Although the interview and evidence in the apartment made investigators suspect the couple in Spicer's murder, Alumbaugh decided that arresting them on a marijuana charge might jeopardize the murder investigation.

"We just didn't have enough (evidence)," he said. "We weren't ready to do hard questioning on them. Hindsight is a wonderful thing, (but) we just didn't know. You have to build the case."

Missed opportunity?

Jackson County Prosecutor Mike Sanders told The Star that Davis and Riley could have been arrested for suspected possession of marijuana and held for up to 20 hours without jeopardizing the homicide investigation.

Sanders said investigators also could have tried to have Davis, a convicted rapist, arrested for violating his parole, because drugs were found in his apartment.

The sheriff said Sanders' comments were hindsight and he doesn't believe Davis and Riley would have been held on marijuana possession even as part of a murder case.

"Misdemeanor marijuana is not something they put on 20-hour holds in Jackson County," Alumbaugh said.

Independence police officials said they likely would have asked the couple to agree to further questioning after the initial interview, but they would not criticize Lafayette County's handling of the case.

"Would we have done things differently? Probably," said Lt. Col. Dave Lamken. "But that's because we have more resources and more experience. But that doesn't mean they screwed up."

Jackson County Circuit Judge Bob Beaird said officers' first effort to get a search warrant for the couple's apartment after the May 17 interview was insufficient, and he approved it only after they had interviewed more witnesses.

Alumbaugh said Beaird's initial rejection proves his decision not to arrest the couple immediately was correct.

The Department of Corrections said Davis' parole officer repeatedly tried to reach Davis on May 18 to come in for a drug test and a polygraph test about the Spicer killing. But by then the couple had fled. By that afternoon, the parole officer had worked with police to issue an arrest warrant for Davis for violating his parole.

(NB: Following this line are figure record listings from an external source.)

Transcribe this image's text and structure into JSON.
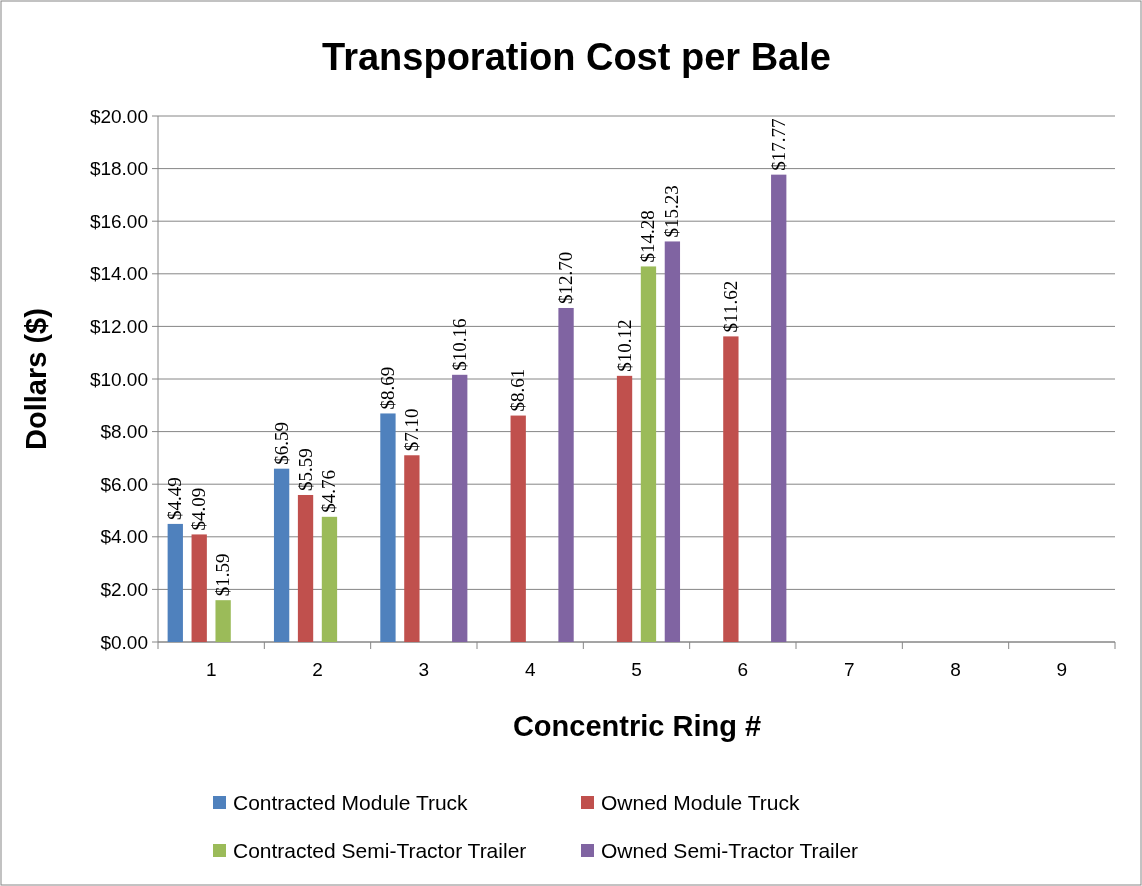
{
  "chart_data": {
    "type": "bar",
    "title": "Transporation Cost per Bale",
    "xlabel": "Concentric Ring #",
    "ylabel": "Dollars ($)",
    "categories": [
      "1",
      "2",
      "3",
      "4",
      "5",
      "6",
      "7",
      "8",
      "9"
    ],
    "series": [
      {
        "name": "Contracted Module Truck",
        "color": "#4f81bd",
        "values": [
          4.49,
          6.59,
          8.69,
          null,
          null,
          null,
          null,
          null,
          null
        ],
        "value_labels": [
          "$4.49",
          "$6.59",
          "$8.69",
          null,
          null,
          null,
          null,
          null,
          null
        ]
      },
      {
        "name": "Owned Module Truck",
        "color": "#c0504d",
        "values": [
          4.09,
          5.59,
          7.1,
          8.61,
          10.12,
          11.62,
          null,
          null,
          null
        ],
        "value_labels": [
          "$4.09",
          "$5.59",
          "$7.10",
          "$8.61",
          "$10.12",
          "$11.62",
          null,
          null,
          null
        ]
      },
      {
        "name": "Contracted Semi-Tractor Trailer",
        "color": "#9bbb59",
        "values": [
          1.59,
          4.76,
          null,
          null,
          14.28,
          null,
          null,
          null,
          null
        ],
        "value_labels": [
          "$1.59",
          "$4.76",
          null,
          null,
          "$14.28",
          null,
          null,
          null,
          null
        ]
      },
      {
        "name": "Owned Semi-Tractor Trailer",
        "color": "#8064a2",
        "values": [
          null,
          null,
          10.16,
          12.7,
          15.23,
          17.77,
          null,
          null,
          null
        ],
        "value_labels": [
          null,
          null,
          "$10.16",
          "$12.70",
          "$15.23",
          "$17.77",
          null,
          null,
          null
        ]
      }
    ],
    "ylim": [
      0,
      20
    ],
    "yticks": [
      {
        "value": 0,
        "label": "$0.00"
      },
      {
        "value": 2,
        "label": "$2.00"
      },
      {
        "value": 4,
        "label": "$4.00"
      },
      {
        "value": 6,
        "label": "$6.00"
      },
      {
        "value": 8,
        "label": "$8.00"
      },
      {
        "value": 10,
        "label": "$10.00"
      },
      {
        "value": 12,
        "label": "$12.00"
      },
      {
        "value": 14,
        "label": "$14.00"
      },
      {
        "value": 16,
        "label": "$16.00"
      },
      {
        "value": 18,
        "label": "$18.00"
      },
      {
        "value": 20,
        "label": "$20.00"
      }
    ],
    "grid": "y",
    "legend": "bottom"
  }
}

Alumbaugh said his decision to let the couple leave on the 17th was based in part on previous exasperation with the Jackson County court system.

"We get them locked up out here and we would have gotten those two locked up," Alumbaugh said. "I'm very frustrated by this whole thing. It looks like a catch-and-release program in Jackson County."

Sanders said his office would have worked to ensure a normal bond was not set in the case.